(Conservation Currents, Northern Virginia Soil and Water Conservation District, Summer 2006)
"People who know a place may come to care about it more deeply. People who care about a place are more likely to take better care of it. And people who take care of places, one place at a time, are the key to the future of humanity and all living creatures."
—Robert Thayer, Lifeplace
In spring 2006, NVSWCD launched NEST (Neighborhood Ecological Stewardship Training), an exciting series of adult education programs designed to increase participants' connection to their local environment and the larger Chesapeake Bay Watershed. The program, coordinated by NVSWCD watershed specialist, Joanna Cornell, also constituted the heart of her dissertation research.
The NEST program's six part series introduced participants to watershed and stream ecology, soil, and native and invasive plants. Land-based and water-based exploration outings, including kayak trips, wildflower hikes and bird walks got participants outdoors experiencing their environment firsthand. Outdoor arts workshops in photography, fine arts, soil art, journaling, meditation, music and creative writing challenged participants to connect with their local spaces and ecology in creative, new ways.
The program was extremely successful with more than 200 adults participating in the program and more than 40 nonprofit organizations, agencies and private businesses contributing supplies, programs, and enthusiasm to NEST. Participants made new friends, found new natural spaces to enjoy and protect, discovered new hobbies, and renewed and created connections to their neighborhoods, natural resources, and open spaces. NVSWCD is thrilled with the success of this program and plans to continue the NEST program in the region. So look for NEST in your community!

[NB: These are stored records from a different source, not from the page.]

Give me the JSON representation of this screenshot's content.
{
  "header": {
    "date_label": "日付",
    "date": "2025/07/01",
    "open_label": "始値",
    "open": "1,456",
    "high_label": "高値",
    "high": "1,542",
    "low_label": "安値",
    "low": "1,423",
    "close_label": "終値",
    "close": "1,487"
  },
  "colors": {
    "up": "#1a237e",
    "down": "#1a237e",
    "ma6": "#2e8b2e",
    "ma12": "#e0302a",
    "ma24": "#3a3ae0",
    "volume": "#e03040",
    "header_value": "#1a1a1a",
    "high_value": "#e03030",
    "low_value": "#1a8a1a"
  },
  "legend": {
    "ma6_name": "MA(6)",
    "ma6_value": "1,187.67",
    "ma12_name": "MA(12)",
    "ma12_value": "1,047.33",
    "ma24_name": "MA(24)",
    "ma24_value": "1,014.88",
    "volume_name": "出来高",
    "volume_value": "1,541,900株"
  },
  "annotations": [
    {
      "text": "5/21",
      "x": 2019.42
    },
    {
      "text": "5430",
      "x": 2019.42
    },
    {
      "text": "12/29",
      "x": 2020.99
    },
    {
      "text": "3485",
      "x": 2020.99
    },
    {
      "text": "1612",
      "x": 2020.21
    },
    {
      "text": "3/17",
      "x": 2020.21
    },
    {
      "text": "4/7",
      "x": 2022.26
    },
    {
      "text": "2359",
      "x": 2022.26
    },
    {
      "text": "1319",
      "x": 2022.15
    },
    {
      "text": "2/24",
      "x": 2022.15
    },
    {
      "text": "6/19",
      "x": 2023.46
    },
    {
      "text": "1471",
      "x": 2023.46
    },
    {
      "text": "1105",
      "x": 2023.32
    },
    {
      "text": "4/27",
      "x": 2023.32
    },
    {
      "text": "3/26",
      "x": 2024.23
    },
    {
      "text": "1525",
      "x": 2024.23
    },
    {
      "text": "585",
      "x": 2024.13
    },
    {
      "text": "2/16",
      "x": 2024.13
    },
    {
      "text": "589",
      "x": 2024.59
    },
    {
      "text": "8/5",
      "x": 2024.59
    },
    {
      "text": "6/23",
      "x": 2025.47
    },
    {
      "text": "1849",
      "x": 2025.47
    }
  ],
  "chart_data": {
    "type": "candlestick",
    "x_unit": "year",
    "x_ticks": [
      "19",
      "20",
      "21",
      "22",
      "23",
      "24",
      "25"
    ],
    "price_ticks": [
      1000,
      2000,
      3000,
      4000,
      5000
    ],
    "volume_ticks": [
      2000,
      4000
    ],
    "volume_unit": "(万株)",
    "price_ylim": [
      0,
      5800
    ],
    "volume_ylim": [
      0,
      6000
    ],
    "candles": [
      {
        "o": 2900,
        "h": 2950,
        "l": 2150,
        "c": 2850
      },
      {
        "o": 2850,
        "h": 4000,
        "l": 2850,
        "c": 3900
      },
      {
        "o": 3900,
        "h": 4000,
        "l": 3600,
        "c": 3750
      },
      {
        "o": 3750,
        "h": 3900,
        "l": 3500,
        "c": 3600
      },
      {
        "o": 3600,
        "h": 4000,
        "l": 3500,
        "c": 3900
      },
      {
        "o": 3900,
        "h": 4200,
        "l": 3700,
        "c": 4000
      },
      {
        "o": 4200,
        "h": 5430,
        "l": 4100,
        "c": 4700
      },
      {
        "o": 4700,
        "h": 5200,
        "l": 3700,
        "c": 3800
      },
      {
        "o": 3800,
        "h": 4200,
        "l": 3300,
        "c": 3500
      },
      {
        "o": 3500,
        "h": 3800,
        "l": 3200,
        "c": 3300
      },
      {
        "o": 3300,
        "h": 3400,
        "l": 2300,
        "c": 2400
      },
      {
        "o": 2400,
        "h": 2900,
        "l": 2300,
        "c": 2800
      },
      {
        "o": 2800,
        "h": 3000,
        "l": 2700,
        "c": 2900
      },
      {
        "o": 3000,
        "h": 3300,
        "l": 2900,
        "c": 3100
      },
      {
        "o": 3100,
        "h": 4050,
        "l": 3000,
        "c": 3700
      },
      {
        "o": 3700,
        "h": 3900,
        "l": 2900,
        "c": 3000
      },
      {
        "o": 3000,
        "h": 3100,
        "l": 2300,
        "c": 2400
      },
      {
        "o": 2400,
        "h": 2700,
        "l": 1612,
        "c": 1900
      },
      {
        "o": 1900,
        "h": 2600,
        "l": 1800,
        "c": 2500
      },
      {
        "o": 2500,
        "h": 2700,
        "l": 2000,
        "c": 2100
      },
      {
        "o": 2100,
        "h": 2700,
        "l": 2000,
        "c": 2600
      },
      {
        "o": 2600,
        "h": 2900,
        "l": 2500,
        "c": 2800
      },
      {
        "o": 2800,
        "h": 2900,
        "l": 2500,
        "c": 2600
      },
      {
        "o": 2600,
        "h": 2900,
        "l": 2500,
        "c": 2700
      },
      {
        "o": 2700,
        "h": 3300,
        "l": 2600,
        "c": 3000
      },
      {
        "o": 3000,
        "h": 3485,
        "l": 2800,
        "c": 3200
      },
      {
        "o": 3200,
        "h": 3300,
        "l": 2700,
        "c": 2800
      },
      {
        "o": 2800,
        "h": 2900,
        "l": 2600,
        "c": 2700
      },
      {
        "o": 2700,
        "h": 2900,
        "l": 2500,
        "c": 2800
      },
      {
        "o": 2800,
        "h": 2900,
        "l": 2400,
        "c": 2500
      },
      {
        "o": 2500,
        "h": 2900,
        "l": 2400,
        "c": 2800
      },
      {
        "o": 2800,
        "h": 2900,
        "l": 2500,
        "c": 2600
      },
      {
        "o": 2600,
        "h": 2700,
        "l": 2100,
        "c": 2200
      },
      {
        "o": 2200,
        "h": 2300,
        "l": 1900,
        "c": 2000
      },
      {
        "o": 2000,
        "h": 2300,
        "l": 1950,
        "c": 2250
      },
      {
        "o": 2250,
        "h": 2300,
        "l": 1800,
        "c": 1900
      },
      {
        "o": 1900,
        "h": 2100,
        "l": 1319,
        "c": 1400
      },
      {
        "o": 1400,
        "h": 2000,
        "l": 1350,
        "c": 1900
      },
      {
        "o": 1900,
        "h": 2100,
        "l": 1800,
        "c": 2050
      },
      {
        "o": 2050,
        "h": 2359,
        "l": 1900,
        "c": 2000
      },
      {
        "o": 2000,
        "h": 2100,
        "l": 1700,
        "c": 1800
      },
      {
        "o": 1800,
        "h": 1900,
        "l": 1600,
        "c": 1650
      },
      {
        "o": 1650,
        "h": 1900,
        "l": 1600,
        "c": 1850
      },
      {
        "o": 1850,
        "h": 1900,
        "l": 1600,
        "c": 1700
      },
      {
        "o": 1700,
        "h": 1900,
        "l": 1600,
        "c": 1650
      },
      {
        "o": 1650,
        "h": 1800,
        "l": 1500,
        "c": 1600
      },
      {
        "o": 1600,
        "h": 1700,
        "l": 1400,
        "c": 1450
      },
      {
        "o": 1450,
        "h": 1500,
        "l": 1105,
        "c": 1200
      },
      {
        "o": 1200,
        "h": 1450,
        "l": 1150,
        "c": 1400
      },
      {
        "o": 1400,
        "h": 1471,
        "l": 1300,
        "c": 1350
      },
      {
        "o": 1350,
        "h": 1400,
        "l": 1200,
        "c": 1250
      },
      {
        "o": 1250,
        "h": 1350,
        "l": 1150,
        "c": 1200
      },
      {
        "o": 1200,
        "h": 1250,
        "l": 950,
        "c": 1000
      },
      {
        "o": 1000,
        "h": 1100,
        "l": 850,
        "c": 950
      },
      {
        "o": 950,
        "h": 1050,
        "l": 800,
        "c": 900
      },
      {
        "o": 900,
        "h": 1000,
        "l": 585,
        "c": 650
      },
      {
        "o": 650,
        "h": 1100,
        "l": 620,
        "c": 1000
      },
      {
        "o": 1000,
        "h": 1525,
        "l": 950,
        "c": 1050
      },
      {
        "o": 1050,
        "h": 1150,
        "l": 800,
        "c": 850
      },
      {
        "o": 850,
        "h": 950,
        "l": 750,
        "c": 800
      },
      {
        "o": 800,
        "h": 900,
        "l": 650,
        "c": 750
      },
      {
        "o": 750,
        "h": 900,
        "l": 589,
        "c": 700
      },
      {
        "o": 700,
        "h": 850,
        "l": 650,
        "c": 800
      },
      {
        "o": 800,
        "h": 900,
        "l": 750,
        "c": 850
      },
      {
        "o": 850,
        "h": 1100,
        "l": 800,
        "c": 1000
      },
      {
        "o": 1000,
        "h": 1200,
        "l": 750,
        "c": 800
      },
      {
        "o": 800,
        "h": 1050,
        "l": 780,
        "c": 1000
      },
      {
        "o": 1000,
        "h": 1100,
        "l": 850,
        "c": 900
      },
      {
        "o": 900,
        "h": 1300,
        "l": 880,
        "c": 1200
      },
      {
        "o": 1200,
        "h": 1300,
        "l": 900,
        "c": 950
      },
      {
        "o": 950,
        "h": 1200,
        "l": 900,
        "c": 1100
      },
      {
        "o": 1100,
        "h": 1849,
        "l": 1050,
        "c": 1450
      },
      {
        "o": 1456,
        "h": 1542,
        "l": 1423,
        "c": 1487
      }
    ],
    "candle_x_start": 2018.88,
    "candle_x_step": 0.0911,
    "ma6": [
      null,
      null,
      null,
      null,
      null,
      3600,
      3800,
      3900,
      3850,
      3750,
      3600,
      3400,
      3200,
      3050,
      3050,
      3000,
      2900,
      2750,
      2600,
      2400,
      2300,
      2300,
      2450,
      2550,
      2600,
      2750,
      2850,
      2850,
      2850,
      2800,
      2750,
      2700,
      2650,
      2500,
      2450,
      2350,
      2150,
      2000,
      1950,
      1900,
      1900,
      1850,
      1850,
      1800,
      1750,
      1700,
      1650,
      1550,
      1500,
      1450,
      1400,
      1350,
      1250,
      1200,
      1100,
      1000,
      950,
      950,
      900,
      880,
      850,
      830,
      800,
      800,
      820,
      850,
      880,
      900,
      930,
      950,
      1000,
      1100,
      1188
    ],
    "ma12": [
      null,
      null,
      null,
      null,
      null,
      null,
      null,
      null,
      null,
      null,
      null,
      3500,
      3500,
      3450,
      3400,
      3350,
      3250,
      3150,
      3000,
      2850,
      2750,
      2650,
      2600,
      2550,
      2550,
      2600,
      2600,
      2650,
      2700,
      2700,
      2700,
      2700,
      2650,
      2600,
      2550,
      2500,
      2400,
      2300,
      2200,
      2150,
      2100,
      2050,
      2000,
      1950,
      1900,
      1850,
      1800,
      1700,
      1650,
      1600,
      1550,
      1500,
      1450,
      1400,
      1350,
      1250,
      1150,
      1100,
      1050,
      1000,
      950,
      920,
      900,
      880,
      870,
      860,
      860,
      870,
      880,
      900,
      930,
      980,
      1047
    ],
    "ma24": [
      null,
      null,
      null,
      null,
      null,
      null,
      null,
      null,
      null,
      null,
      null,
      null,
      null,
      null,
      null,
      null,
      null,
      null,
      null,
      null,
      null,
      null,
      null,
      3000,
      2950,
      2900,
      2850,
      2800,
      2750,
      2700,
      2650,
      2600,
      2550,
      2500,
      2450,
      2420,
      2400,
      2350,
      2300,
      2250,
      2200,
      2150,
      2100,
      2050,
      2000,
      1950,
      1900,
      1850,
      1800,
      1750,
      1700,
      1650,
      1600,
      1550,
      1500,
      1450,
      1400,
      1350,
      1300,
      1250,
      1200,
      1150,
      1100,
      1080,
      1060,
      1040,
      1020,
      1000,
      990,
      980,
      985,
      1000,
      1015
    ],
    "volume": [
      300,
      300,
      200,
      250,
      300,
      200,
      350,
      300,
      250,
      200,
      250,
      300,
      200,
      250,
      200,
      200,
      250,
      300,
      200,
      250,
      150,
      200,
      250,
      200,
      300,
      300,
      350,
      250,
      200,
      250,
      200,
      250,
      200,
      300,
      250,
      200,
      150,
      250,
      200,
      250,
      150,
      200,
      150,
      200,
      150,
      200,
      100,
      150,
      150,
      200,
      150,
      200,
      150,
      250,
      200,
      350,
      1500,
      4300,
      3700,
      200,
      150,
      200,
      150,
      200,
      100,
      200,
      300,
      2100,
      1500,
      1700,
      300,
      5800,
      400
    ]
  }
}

Whether it was celebrating nature through music (left), exploring our region's open spaces (center), or by building community through group activities (right) the NEST program brought people closer to nature, to their neighborhoods, and to each other.
"[Participating in NEST] I learned a lot more than I expected — I thought I understood what a watershed is, but I think I have a much better idea now, and the information about soil and invasive plants was a real eye-opener. Now, I look at the woods I hike through with different eyes."
"Thank you very much for the NEST program. It was just what I needed to feel connected to my community."
"I've gotten to visit more parks in the time I participated in NEST than in the 10 years I've lived in the area."